Towards Understanding Distilled Reasoning Models: A Representational Approach
David D. Baek, Max Tegmark
TL;DR
This work investigates how distillation reshapes reasoning features in large language models by training a sparse crosscoder on Qwen-series models and their fine-tuned variants. It identifies unique reasoning feature directions in distilled models, including self-reflection and computation verification, and demonstrates their causal role through ablation and steering experiments.
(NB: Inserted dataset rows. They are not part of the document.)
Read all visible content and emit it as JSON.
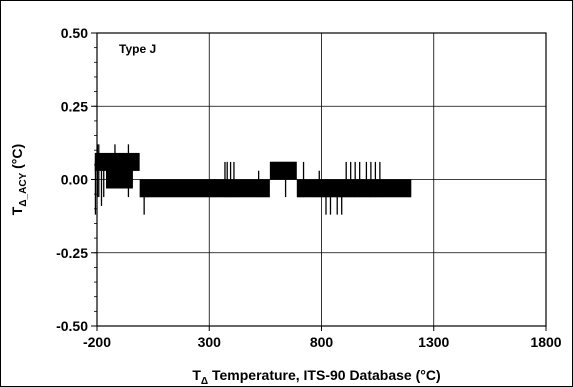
{
  "chart_data": {
    "type": "line",
    "title": "",
    "annotation": "Type J",
    "xlabel": {
      "main": "T",
      "sub": "Δ",
      "rest": " Temperature, ITS-90 Database (°C)"
    },
    "ylabel": {
      "main": "T",
      "sub": "Δ_ACY",
      "rest": " (°C)"
    },
    "xlim": [
      -200,
      1800
    ],
    "ylim": [
      -0.5,
      0.5
    ],
    "x_ticks": [
      -200,
      300,
      800,
      1300,
      1800
    ],
    "y_ticks": [
      "-0.50",
      "-0.25",
      "0.00",
      "0.25",
      "0.50"
    ],
    "y_tick_values": [
      -0.5,
      -0.25,
      0.0,
      0.25,
      0.5
    ],
    "y_minor_step": 0.05,
    "grid": true,
    "series": [
      {
        "color": "#000000",
        "blocks": [
          {
            "x_start": -210,
            "x_end": -10,
            "level": 0.06
          },
          {
            "x_start": -160,
            "x_end": -40,
            "level": 0.0
          },
          {
            "x_start": -10,
            "x_end": 570,
            "level": -0.03
          },
          {
            "x_start": 570,
            "x_end": 690,
            "level": 0.03
          },
          {
            "x_start": 690,
            "x_end": 1200,
            "level": -0.03
          }
        ],
        "spikes": [
          {
            "x": -207,
            "lo": -0.12,
            "hi": 0.06
          },
          {
            "x": -198,
            "lo": -0.06,
            "hi": 0.12
          },
          {
            "x": -192,
            "lo": -0.06,
            "hi": 0.12
          },
          {
            "x": -180,
            "lo": -0.09,
            "hi": 0.06
          },
          {
            "x": -170,
            "lo": -0.06,
            "hi": 0.06
          },
          {
            "x": -120,
            "lo": 0.0,
            "hi": 0.12
          },
          {
            "x": -60,
            "lo": -0.06,
            "hi": 0.12
          },
          {
            "x": 10,
            "lo": -0.12,
            "hi": -0.03
          },
          {
            "x": 370,
            "lo": -0.06,
            "hi": 0.06
          },
          {
            "x": 380,
            "lo": -0.06,
            "hi": 0.06
          },
          {
            "x": 395,
            "lo": -0.06,
            "hi": 0.06
          },
          {
            "x": 410,
            "lo": -0.06,
            "hi": 0.06
          },
          {
            "x": 520,
            "lo": -0.06,
            "hi": 0.03
          },
          {
            "x": 640,
            "lo": -0.06,
            "hi": 0.06
          },
          {
            "x": 720,
            "lo": -0.06,
            "hi": 0.06
          },
          {
            "x": 790,
            "lo": -0.06,
            "hi": 0.03
          },
          {
            "x": 820,
            "lo": -0.12,
            "hi": -0.03
          },
          {
            "x": 840,
            "lo": -0.12,
            "hi": -0.03
          },
          {
            "x": 870,
            "lo": -0.12,
            "hi": -0.03
          },
          {
            "x": 890,
            "lo": -0.12,
            "hi": -0.03
          },
          {
            "x": 910,
            "lo": -0.06,
            "hi": 0.06
          },
          {
            "x": 930,
            "lo": -0.06,
            "hi": 0.06
          },
          {
            "x": 950,
            "lo": -0.06,
            "hi": 0.06
          },
          {
            "x": 970,
            "lo": -0.06,
            "hi": 0.06
          },
          {
            "x": 1000,
            "lo": -0.06,
            "hi": 0.06
          },
          {
            "x": 1020,
            "lo": -0.06,
            "hi": 0.06
          },
          {
            "x": 1040,
            "lo": -0.06,
            "hi": 0.06
          },
          {
            "x": 1060,
            "lo": -0.06,
            "hi": 0.06
          }
        ]
      }
    ]
  }
}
The study also reveals that larger distilled models develop more structured representations, as evidenced by improved parallelogram-geometry metrics, linking model size, distillation, and representation organization. Overall, the findings advance transparency and reliability in AI systems by elucidating how distillation alters internal reasoning features and their geometry.
Abstract
In this paper, we investigate how model distillation impacts the development of reasoning features in large language models (LLMs). To explore this, we train a crosscoder on Qwen-series models and their fine-tuned variants. Our results suggest that the crosscoder learns features corresponding to various types of reasoning, including self-reflection and computation verification. Moreover, we observe that distilled models contain unique reasoning feature directions, which could be used to steer the model into over-thinking or incisive-thinking mode. In particular, we perform analysis on four specific reasoning categories: (a) self-reflection, (b) deductive reasoning, (c) alternative reasoning, and (d) contrastive reasoning. Finally, we examine the changes in feature geometry resulting from the distillation process and find indications that larger distilled models may develop more structured representations, which correlate with enhanced distillation performance. By providing insights into how distillation modifies the model, our study contributes to enhancing the transparency and reliability of AI systems.